Much of the overall downfall is due to top-quartile hold times, which were down to 7.1 years on a median basis last year. In 2016, top-quartile hold times peaked at almost nine years. That’s a fairly quick collapse in just a few years, probably a healthy one. We’ll likely see an increase in top-decile holding times because of the growing proliferation of long-dated funds hitting the market.
Knowing when to sell, however, isn’t always straightforward.
Portfolio companies aren’t “positions” that can be pared down or modified if market conditions change. Whole companies are big and clunky compared with tradable shares, and buy-side love is in the eye of the beholder. But exits have been a bit easier to achieve in recent years amidst a broader M&A boom. That’s made it easier to offload companies a bit sooner than in the past. There’s also a motivation to spend more time on the fundraising trail, which, perhaps coincidentally, has been on fire since 2016.
Less coincidental is a rise in exit committees across the industry. Formalized investment committees date back to PE’s earliest days, and each portfolio company tends to have a cheerleader who spearheads the firm’s investment.

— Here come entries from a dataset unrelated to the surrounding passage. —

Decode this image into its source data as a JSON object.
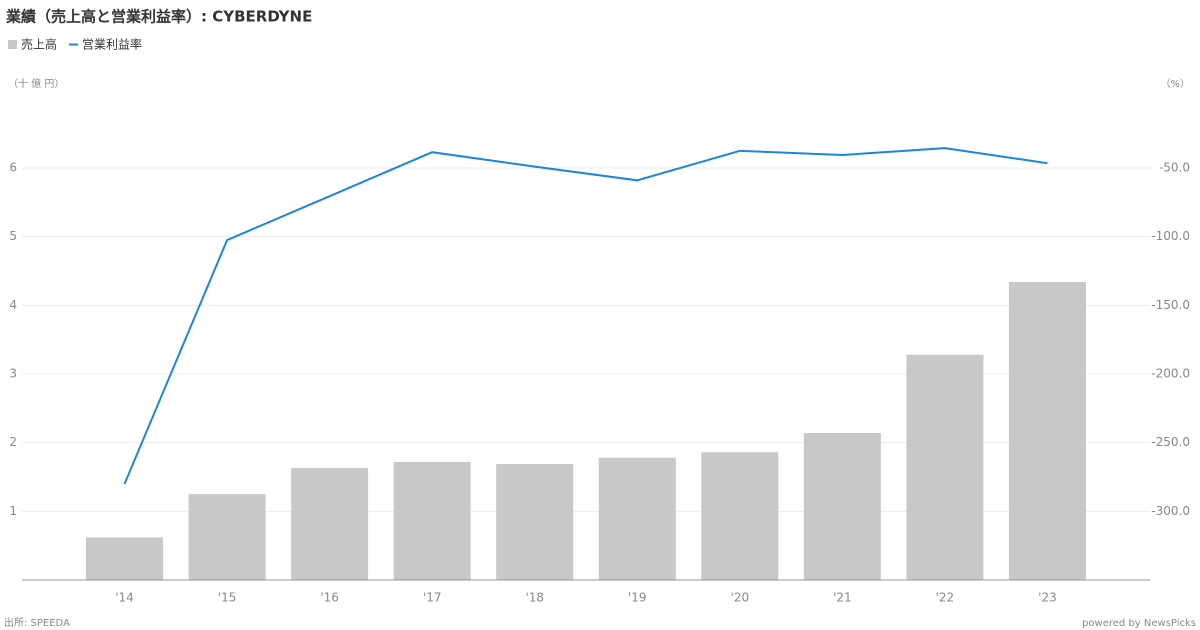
{
  "chart_data": {
    "type": "bar-line",
    "title": "業績（売上高と営業利益率）: CYBERDYNE",
    "y_unit": "（十 億 円）",
    "y2_unit": "（%）",
    "source": "出所: SPEEDA",
    "credit": "powered by NewsPicks",
    "categories": [
      "'14",
      "'15",
      "'16",
      "'17",
      "'18",
      "'19",
      "'20",
      "'21",
      "'22",
      "'23"
    ],
    "series": [
      {
        "name": "売上高",
        "type": "bar",
        "color": "#c8c8c8",
        "values": [
          0.62,
          1.25,
          1.63,
          1.72,
          1.69,
          1.78,
          1.86,
          2.14,
          3.28,
          4.34
        ]
      },
      {
        "name": "営業利益率",
        "type": "line",
        "axis": "y2",
        "color": "#1a86e0",
        "values": [
          -280,
          -102.5,
          -70.5,
          -38.5,
          -49,
          -59,
          -37.5,
          -40.5,
          -35.5,
          -46.5
        ]
      }
    ],
    "ylim": [
      0,
      7.5
    ],
    "yticks": [
      1,
      2,
      3,
      4,
      5,
      6
    ],
    "y2lim": [
      -350,
      25
    ],
    "y2ticks": [
      {
        "value": -300,
        "label": "-300.0"
      },
      {
        "value": -250,
        "label": "-250.0"
      },
      {
        "value": -200,
        "label": "-200.0"
      },
      {
        "value": -150,
        "label": "-150.0"
      },
      {
        "value": -100,
        "label": "-100.0"
      },
      {
        "value": -50,
        "label": "-50.0"
      }
    ],
    "grid": true
  }
}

For a long time, investment decisions have passed through a more rigorous approval process while exit decisions are made by one or two senior directors who were responsible for that investment. Emotions get involved at the exit stage, and an increasing number of firms are formalizing those decisions and taking away individual decision-making. That trend is probably contributing to shorter holding times—likely making many LPs happy twice over.